The first aim of this study is to determine the relationship between obesity, lower extremity alignment and hip and knee joint loading environment during walking/running in children. This will be accomplished by using musculoskeletal simulations to determine the joint loading environment during walking and running in obese and non-obese children. To establish the relationship between the joint loading environment during walking/running and osteoarticular alterations in obese children, the degree of lower extremity malalignment, determined through radiographic images, will be correlated with subject-specific joint contact force estimates.
The second aim of this study is to determine how activity duration affects lower extremity joint loads and muscle forces during sustained bouts of walking and running in obese and non-obese children. By using the same musculoskeletal models developed for Aim 1, and completing similar simulations to determine joint loads and muscle forces at set intervals during prolonged walking and running, it will be possible to quantify the duration at which increased risk to the musculoskeletal system may occur in obese children. An automated treadmill controller will be used to quantity how locomotor speeds change during continuous bouts of walking and running. This project strives to better understand the connection between obesity, exercise duration, mechanical loading environment and musculoskeletal health in children. The outcomes of this research have the potential to help clinicians and physical therapists create efficacious rehabilitation treatments and guidelines and ultimately improve the overall health and quality of life of obese children.

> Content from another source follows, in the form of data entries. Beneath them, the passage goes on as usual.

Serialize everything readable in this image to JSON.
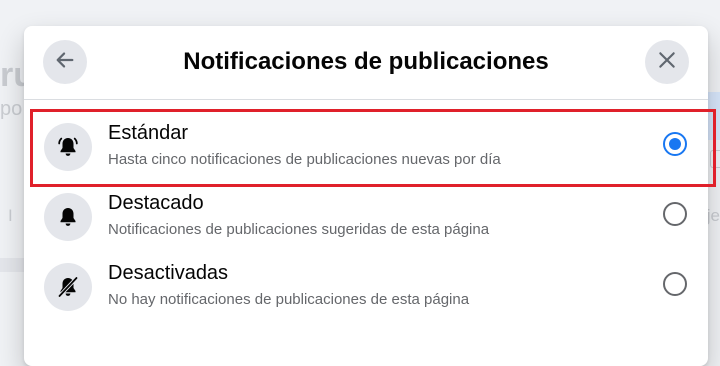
{
  "background": {
    "fragment_title": "ru",
    "fragment_sub": "po",
    "fragment_left": "I",
    "fragment_right": "je"
  },
  "dialog": {
    "title": "Notificaciones de publicaciones",
    "back_icon": "arrow-left-icon",
    "close_icon": "close-icon",
    "options": [
      {
        "title": "Estándar",
        "description": "Hasta cinco notificaciones de publicaciones nuevas por día",
        "icon": "bell-ringing-icon",
        "selected": true
      },
      {
        "title": "Destacado",
        "description": "Notificaciones de publicaciones sugeridas de esta página",
        "icon": "bell-icon",
        "selected": false
      },
      {
        "title": "Desactivadas",
        "description": "No hay notificaciones de publicaciones de esta página",
        "icon": "bell-off-icon",
        "selected": false
      }
    ]
  },
  "colors": {
    "accent": "#1877f2",
    "highlight": "#e0202a"
  }
}
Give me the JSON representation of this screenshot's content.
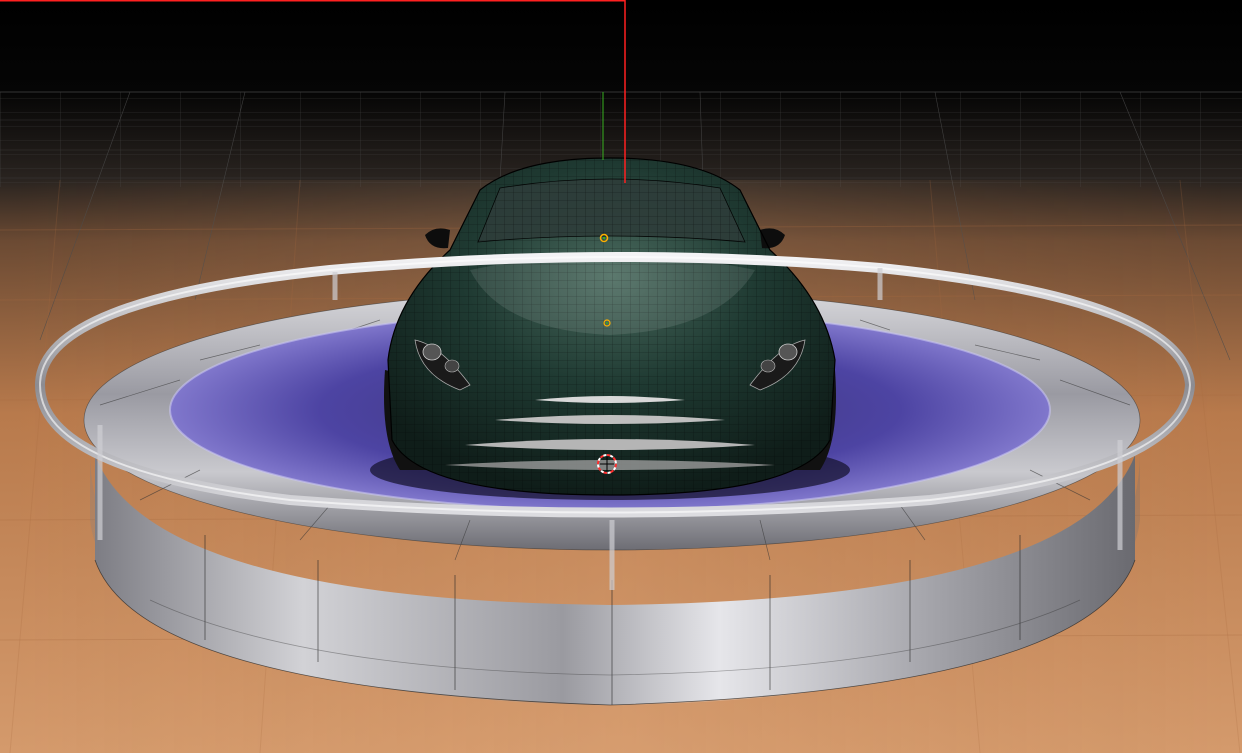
{
  "viewport": {
    "background_color": "#000000",
    "floor_color": "#c98a5a",
    "grid_color": "#5a5a5a",
    "platform_color": "#b8b8bc",
    "platform_inner_color": "#4b3f9c",
    "car_body_color": "#1f3a32",
    "wireframe_color": "#000000",
    "axis_x_color": "#ff2020",
    "axis_y_color": "#38b020",
    "cursor_color": "#ff3030"
  },
  "icons": {
    "origin_marker_1": "origin-dot-icon",
    "origin_marker_2": "origin-dot-icon",
    "cursor": "3d-cursor-icon"
  }
}
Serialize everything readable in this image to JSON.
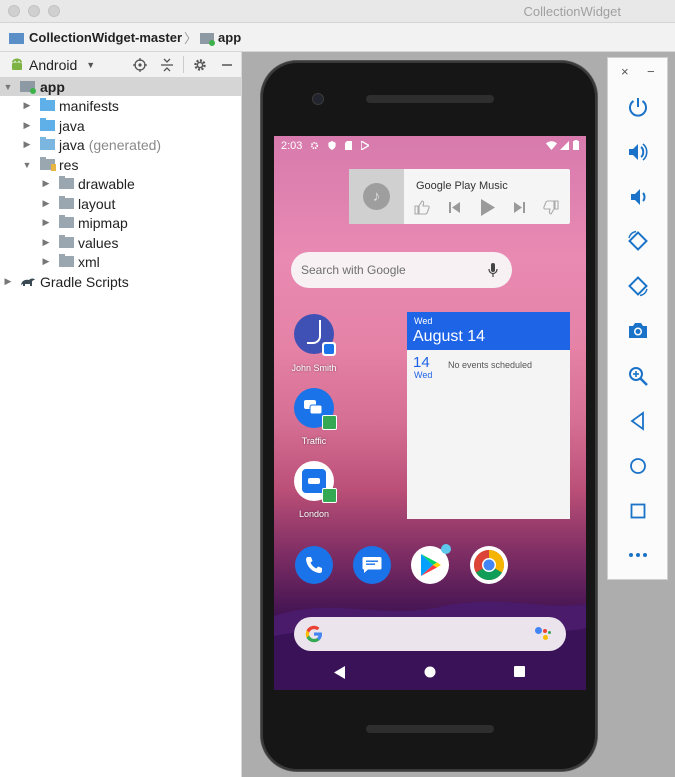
{
  "window": {
    "title": "CollectionWidget"
  },
  "breadcrumb": {
    "project": "CollectionWidget-master",
    "module": "app",
    "separator": "〉"
  },
  "project_panel": {
    "view_mode": "Android",
    "tree": [
      {
        "label": "app",
        "level": 0,
        "expanded": true,
        "selected": true,
        "icon": "module-icon"
      },
      {
        "label": "manifests",
        "level": 1,
        "expanded": false,
        "icon": "folder-icon"
      },
      {
        "label": "java",
        "level": 1,
        "expanded": false,
        "icon": "folder-icon"
      },
      {
        "label": "java",
        "suffix": "(generated)",
        "level": 1,
        "expanded": false,
        "icon": "generated-folder-icon"
      },
      {
        "label": "res",
        "level": 1,
        "expanded": true,
        "icon": "res-folder-icon"
      },
      {
        "label": "drawable",
        "level": 2,
        "expanded": false,
        "icon": "folder-icon"
      },
      {
        "label": "layout",
        "level": 2,
        "expanded": false,
        "icon": "folder-icon"
      },
      {
        "label": "mipmap",
        "level": 2,
        "expanded": false,
        "icon": "folder-icon"
      },
      {
        "label": "values",
        "level": 2,
        "expanded": false,
        "icon": "folder-icon"
      },
      {
        "label": "xml",
        "level": 2,
        "expanded": false,
        "icon": "folder-icon"
      },
      {
        "label": "Gradle Scripts",
        "level": 0,
        "expanded": false,
        "icon": "gradle-icon"
      }
    ]
  },
  "emulator": {
    "status": {
      "time": "2:03"
    },
    "music_widget": {
      "title": "Google Play Music"
    },
    "search": {
      "placeholder": "Search with Google"
    },
    "shortcuts": [
      {
        "label": "John Smith",
        "icon": "contact-icon"
      },
      {
        "label": "Traffic",
        "icon": "traffic-icon"
      },
      {
        "label": "London",
        "icon": "directions-icon"
      }
    ],
    "calendar": {
      "header_day": "Wed",
      "header_date": "August 14",
      "day_num": "14",
      "day_name": "Wed",
      "message": "No events scheduled"
    },
    "dock": [
      {
        "name": "phone-app-icon",
        "color": "#1a73e8"
      },
      {
        "name": "messages-app-icon",
        "color": "#1a73e8"
      },
      {
        "name": "play-store-app-icon",
        "color": "#ffffff"
      },
      {
        "name": "chrome-app-icon",
        "color": "#ffffff"
      }
    ],
    "colors": {
      "accent": "#1e64e6",
      "wallpaper_top": "#d77aad",
      "wallpaper_bottom": "#22073a"
    }
  },
  "emulator_controls": {
    "window_buttons": [
      "×",
      "−"
    ],
    "buttons": [
      "power-icon",
      "volume-up-icon",
      "volume-down-icon",
      "rotate-left-icon",
      "rotate-right-icon",
      "camera-icon",
      "zoom-icon",
      "back-icon",
      "home-icon",
      "overview-icon",
      "more-icon"
    ]
  }
}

Due in part to physical inactivity, nearly one third of US children are either overweight or obese. Childhood obesity has been linked to greater risk of obesity, cardiovascular disease and premature death in adulthood. In children, excess body mass can result in lasting musculoskeletal disability and a cycle of perpetual weight gain. Despite the urgent need to help overweight and obese children engage in physical activity for the purpose of weight management, little research has been conducted to identify the potential risks that physical activity may pose to the growing musculoskeletal system. This research will help obese children overcome disability by providing the groundwork for clinicians to design safer rehabilitation treatments and walking and running exercise guidelines aimed at weight management.